Les travaux des géologues et des palynologues nous ont apporté des
informations précieuses sur cette époque. En effet, le climat était
froid et sec, les limites des neiges étaient plus basses qu’à présent
et l’étendue des lacs à la fin du pléistocène offrait un paysage peu
favorable à l’homme, surtout pour les habitats en plein air.
Des
fouilleurs ont effectué plusieurs prospections dans les années 1940-1960.

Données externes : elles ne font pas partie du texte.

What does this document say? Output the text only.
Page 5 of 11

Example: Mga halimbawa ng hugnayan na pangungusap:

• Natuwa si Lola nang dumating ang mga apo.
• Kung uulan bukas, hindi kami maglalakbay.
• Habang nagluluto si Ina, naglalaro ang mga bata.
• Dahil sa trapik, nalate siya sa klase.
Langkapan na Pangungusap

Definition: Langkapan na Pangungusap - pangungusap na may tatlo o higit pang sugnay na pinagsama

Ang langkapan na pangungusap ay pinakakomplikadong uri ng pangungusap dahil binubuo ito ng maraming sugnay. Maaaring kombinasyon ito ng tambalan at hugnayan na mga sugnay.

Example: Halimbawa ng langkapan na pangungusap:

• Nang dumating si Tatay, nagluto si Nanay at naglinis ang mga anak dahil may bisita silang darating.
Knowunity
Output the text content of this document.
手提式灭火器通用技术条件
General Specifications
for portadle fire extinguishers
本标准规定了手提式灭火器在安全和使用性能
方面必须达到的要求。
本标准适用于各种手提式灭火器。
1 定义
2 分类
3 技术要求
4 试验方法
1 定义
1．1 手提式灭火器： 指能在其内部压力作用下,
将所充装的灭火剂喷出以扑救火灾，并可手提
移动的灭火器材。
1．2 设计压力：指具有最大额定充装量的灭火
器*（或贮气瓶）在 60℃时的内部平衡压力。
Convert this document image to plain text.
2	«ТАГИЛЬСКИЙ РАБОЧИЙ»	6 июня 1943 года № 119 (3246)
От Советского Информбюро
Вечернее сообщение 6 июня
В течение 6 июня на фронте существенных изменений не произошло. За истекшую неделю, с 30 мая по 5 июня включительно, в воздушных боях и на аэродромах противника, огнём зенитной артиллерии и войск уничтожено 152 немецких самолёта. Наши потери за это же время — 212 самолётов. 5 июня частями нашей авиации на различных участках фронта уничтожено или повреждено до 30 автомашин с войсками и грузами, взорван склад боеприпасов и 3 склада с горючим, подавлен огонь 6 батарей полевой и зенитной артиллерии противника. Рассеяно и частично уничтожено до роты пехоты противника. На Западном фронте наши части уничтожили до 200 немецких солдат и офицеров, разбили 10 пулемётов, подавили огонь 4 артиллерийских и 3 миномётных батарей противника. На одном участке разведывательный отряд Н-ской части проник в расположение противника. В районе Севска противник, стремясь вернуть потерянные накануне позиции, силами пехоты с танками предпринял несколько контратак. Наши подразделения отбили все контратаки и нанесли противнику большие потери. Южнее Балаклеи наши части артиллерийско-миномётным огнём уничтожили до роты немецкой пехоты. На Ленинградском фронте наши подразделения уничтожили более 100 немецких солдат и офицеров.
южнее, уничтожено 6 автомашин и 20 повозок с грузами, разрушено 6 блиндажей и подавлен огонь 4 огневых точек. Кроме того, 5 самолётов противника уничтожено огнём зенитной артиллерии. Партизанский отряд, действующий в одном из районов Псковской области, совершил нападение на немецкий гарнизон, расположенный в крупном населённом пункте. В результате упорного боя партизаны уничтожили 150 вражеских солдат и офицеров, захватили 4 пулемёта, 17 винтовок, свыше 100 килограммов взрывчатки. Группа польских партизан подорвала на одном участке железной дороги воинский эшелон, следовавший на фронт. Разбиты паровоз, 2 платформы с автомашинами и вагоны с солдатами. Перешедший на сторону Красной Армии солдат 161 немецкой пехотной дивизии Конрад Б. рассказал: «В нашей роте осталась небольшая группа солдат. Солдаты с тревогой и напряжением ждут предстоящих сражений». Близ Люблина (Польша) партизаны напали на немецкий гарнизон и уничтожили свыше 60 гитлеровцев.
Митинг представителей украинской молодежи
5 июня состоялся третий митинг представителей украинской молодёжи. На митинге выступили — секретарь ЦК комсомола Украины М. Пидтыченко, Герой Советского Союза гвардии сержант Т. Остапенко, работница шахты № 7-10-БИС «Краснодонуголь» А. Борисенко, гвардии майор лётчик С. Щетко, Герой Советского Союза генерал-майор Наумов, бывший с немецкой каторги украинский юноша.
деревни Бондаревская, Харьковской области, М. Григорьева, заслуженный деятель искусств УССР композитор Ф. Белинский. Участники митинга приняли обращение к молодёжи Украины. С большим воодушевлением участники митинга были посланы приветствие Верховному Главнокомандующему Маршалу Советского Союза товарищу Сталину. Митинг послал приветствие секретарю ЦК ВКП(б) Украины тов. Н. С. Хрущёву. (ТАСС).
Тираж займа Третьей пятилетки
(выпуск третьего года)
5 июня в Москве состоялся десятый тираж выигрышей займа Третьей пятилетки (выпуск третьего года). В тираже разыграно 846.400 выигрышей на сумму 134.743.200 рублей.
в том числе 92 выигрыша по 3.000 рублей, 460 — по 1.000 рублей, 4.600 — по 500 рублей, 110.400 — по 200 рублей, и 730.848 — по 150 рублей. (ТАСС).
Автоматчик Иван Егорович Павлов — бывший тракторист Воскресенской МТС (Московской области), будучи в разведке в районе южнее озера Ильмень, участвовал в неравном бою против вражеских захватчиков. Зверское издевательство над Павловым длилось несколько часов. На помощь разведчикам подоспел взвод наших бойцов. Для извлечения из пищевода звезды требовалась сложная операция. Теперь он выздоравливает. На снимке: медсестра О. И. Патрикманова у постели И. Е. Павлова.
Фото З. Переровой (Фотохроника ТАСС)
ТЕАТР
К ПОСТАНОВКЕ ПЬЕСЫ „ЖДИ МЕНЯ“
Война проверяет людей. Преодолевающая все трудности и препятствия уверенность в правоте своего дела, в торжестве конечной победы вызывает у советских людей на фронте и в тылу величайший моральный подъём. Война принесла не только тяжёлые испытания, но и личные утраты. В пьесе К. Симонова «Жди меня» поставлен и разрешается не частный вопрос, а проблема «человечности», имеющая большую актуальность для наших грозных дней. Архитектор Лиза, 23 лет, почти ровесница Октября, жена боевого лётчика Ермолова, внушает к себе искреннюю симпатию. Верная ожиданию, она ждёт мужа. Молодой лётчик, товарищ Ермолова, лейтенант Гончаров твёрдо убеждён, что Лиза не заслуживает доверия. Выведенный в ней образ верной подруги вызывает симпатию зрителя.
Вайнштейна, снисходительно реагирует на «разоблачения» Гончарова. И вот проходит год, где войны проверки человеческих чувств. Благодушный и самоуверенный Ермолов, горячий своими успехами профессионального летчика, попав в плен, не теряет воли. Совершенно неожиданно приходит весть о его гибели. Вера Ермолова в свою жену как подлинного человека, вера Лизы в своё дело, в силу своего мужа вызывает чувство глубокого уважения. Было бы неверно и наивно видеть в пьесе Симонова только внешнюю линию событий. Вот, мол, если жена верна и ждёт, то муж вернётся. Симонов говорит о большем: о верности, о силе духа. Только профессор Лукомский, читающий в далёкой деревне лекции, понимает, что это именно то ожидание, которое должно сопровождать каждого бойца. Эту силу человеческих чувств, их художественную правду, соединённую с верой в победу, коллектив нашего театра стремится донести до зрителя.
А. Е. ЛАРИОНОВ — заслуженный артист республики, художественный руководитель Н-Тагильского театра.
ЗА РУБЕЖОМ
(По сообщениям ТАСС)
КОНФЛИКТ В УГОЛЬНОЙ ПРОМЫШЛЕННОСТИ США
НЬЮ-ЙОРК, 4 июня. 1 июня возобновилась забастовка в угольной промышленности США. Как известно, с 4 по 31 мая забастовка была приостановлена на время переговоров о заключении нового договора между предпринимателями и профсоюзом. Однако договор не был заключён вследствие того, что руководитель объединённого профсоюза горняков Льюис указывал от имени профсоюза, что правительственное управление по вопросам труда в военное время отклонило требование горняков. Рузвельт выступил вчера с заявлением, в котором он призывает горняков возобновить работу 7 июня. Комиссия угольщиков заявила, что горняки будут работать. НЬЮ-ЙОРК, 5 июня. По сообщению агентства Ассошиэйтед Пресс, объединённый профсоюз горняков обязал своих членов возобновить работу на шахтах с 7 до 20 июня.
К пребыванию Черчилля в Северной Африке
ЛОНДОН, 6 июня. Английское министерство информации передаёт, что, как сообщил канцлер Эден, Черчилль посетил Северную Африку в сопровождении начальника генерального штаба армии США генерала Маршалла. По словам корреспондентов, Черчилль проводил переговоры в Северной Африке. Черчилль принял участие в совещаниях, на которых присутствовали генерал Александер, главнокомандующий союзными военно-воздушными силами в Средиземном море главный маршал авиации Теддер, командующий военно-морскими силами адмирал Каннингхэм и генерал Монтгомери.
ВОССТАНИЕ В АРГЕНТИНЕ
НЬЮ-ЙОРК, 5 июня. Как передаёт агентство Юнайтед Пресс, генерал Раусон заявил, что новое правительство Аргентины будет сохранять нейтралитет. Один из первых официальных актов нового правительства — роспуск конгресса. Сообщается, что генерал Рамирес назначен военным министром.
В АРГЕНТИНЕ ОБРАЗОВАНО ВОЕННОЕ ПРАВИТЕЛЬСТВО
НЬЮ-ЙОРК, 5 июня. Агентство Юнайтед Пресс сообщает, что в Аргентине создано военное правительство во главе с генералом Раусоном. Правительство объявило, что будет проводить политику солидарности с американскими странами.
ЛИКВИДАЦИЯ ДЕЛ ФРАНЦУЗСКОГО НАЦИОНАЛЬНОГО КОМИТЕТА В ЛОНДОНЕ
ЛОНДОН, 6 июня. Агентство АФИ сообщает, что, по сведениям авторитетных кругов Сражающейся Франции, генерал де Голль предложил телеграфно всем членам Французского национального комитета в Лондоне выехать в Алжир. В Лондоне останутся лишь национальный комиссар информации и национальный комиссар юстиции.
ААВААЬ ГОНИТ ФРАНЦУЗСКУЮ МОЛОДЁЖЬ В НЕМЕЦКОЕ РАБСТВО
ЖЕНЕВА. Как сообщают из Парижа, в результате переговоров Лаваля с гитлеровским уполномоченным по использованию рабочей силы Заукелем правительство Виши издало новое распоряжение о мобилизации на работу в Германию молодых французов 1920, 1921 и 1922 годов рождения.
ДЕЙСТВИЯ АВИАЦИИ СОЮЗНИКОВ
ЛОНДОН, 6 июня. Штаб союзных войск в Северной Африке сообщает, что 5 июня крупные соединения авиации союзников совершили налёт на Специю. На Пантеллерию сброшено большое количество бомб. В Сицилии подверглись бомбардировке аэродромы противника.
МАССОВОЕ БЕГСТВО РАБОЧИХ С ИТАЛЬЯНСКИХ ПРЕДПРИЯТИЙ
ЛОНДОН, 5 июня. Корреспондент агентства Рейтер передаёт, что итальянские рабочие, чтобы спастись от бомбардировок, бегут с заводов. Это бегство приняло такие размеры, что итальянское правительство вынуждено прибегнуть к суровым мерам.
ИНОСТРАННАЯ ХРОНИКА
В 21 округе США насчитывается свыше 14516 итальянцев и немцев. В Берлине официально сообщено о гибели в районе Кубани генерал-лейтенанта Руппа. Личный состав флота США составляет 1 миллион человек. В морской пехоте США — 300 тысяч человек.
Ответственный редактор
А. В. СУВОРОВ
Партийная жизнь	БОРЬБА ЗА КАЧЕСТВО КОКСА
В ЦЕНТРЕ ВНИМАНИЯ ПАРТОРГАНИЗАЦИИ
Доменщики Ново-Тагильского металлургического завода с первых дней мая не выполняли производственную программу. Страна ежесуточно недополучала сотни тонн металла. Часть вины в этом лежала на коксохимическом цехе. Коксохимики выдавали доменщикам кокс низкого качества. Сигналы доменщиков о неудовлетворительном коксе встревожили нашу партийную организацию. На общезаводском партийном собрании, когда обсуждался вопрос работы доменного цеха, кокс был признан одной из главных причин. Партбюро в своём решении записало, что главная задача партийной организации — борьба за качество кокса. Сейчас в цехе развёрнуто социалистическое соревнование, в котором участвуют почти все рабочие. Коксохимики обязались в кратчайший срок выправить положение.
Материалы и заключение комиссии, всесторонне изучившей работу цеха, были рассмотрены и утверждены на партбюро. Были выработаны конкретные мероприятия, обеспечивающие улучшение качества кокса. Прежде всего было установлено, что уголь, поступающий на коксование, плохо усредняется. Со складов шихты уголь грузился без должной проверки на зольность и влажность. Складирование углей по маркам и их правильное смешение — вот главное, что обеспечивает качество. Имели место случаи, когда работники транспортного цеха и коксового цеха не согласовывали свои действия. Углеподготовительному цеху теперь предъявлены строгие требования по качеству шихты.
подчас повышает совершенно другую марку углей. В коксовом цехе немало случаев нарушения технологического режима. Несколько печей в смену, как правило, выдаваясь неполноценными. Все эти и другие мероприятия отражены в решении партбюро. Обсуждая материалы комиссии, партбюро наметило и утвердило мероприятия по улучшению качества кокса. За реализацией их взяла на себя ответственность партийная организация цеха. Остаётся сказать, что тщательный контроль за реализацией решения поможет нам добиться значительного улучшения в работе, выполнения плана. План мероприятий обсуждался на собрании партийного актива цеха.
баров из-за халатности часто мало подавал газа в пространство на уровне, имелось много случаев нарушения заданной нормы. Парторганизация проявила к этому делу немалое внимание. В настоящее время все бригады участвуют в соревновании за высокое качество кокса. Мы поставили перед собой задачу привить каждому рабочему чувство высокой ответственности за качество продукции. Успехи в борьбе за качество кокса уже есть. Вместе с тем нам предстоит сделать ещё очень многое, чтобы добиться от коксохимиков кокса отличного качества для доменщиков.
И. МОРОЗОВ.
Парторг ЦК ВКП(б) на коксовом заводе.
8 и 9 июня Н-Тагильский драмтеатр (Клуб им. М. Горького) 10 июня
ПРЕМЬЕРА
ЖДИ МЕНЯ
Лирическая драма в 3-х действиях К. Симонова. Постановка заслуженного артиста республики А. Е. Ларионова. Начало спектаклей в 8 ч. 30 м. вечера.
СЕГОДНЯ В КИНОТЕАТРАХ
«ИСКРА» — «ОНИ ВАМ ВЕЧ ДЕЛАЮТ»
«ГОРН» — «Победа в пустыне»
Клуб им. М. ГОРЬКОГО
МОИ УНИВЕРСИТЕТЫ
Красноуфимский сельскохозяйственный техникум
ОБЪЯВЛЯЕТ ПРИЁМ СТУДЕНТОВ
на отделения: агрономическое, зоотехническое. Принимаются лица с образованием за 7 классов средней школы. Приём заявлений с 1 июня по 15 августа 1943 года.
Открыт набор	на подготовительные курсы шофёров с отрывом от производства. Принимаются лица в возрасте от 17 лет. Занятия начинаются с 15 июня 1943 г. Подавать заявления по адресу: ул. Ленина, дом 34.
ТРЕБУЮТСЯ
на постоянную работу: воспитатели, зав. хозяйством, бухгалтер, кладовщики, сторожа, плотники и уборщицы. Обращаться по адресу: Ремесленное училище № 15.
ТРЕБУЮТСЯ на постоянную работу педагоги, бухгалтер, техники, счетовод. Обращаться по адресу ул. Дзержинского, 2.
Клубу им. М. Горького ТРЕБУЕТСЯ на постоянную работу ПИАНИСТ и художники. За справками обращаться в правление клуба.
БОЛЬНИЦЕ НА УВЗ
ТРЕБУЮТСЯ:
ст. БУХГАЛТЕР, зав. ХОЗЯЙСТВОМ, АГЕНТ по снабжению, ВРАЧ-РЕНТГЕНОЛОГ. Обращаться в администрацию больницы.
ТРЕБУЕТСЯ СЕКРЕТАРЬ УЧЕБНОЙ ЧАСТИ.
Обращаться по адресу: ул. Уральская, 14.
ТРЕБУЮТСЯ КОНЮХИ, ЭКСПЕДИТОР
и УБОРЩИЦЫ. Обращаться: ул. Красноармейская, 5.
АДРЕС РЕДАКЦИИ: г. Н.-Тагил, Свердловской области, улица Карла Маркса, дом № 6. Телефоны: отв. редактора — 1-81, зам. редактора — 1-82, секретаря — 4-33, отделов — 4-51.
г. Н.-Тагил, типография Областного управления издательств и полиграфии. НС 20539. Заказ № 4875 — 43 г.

Les résultats de toutes ces prospections sont publiés sous forme de
notes. Malheureusement, celles-ci sont très souvent lacunaires et il est
difficile d’en tirer les informations utiles. Parmi les travaux plus récents,
une prospection en Anatolie centrale n’a rien donné d’antérieur au Néolithique
précéramique et une prospection dans le sud-est de l’Anatolie par
Benedict n’a rapporté que quelques éléments nouveaux à propos de
deux sites, Biris et Sögüt Tarlası. Il semblerait que
ces deux sites soient finalement plus
récents que ne le pense le fouilleur. Enfin, depuis le lancement d’un
programme de grands barrages dans l’est de l’Anatolie, les régions
vouées à l’inondation ont fait l’objet de prospections systématiques
comme la région du Keban par Kökten en 1971-76 et Whallon en 1979:
les résultats indiquent un vide entre le Paléolithique supérieur et le
Néolithique.
Finalement, seuls deux sites en abri sous roche, Belbaşı et Beldibi ont été
vraiment fouillés (figure 1).
Les premières traces humaines en Anatolie
Si on trouve des traces de l’occupation humaine en Anatolie aux environs de
700 000 avant J-C., c’est seulement vers 70 000 av J-C. qu’on peut réellement
observer les premiers établissement humains.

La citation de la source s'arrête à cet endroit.